According to the ministry, the official, who remains unnamed, has been charged with violating the Military Secret Protection Act by passing a list of the command’s undercover agents to a Chinese national of Korean descent.
Military sources said that the ultimate recipient of the list has not yet been determined, but they are not excluding the possibility that the Chinese national could be an informant for North Korea’s Reconnaissance General Bureau, given that undercover South Korean intelligence agents abroad usually work on gathering intelligence on North Korea.
The sources also said that the Defense Counterintelligence Command confiscated the suspect’s laptop and mobile phone in late June to determine how much classified data he had stored on his personal devices and how the information was transmitted to other people.
The suspect, who has been suspended from most of his regular duties at the Defense Intelligence Command, has denied the charges and told investigators that his computer was hacked, according to the Defense Ministry.

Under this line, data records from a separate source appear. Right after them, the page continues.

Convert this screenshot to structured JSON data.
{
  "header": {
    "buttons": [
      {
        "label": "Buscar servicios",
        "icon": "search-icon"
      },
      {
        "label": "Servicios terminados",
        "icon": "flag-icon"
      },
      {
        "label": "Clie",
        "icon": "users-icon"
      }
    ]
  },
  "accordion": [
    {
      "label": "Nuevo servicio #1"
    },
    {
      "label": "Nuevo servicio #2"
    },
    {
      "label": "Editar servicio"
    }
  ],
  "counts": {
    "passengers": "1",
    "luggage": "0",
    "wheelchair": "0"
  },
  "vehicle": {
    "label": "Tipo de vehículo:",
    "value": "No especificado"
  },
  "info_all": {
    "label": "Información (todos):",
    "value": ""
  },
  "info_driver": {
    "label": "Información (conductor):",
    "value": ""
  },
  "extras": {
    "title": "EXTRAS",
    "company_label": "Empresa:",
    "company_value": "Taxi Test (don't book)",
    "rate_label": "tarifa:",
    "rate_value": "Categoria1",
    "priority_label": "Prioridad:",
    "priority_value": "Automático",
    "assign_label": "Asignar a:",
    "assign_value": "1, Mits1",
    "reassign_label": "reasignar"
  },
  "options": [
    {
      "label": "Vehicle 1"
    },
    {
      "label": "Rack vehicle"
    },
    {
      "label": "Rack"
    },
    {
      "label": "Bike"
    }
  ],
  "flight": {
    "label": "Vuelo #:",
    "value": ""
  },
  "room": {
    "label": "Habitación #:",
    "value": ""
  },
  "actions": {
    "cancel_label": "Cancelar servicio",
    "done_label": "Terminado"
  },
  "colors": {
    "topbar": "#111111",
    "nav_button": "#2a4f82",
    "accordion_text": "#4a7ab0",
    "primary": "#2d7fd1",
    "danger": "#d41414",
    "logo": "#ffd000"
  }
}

Despite the sensitive nature of the leaked information, the suspect has not been charged with violating the National Security Act or the Espionage Act as a clear link has not yet been established between the North and the case.
Only actions explicitly intended to aid or abet the North can be prosecuted under those laws.
According to sources, the suspect moved to Busan shortly after he was sidelined from work and only commuted into the Defense Intelligence Command’s headquarters in the capital region on occasion, leading the investigators to deem him a flight risk and file an arrest warrant.
The case could reinvigorate calls for Seoul to stiffen penalties for all people who leak state secrets to foreign agents.
In its current wording, the Espionage Act only makes it illegal to spy for an “enemy country,” which is usually interpreted to refer to North Korea.
The National Security Act, which forbids “praise, incitement or the propagation of activities of an anti-state organization,” is also currently applied against only people suspected of conducting pro-North Korea activities.
But its use as a tool of political repression by the military dictatorships of the 1970s and 80s has led liberals to call for safeguards against its abuse or outright abolition.
The amendment to the National Intelligence Service Act passed by the Democratic Party (DP)-controlled National Assembly in 2021 came into effect this year, transferring the right to investigate violations of the National Security Act from the National Intelligence Service to the police.
Both People Power Party leader Han Dong-hoon and former National Assembly Deputy Speaker Kim Young-joo have called for expanding the scope of South Korea’s counter-espionage laws.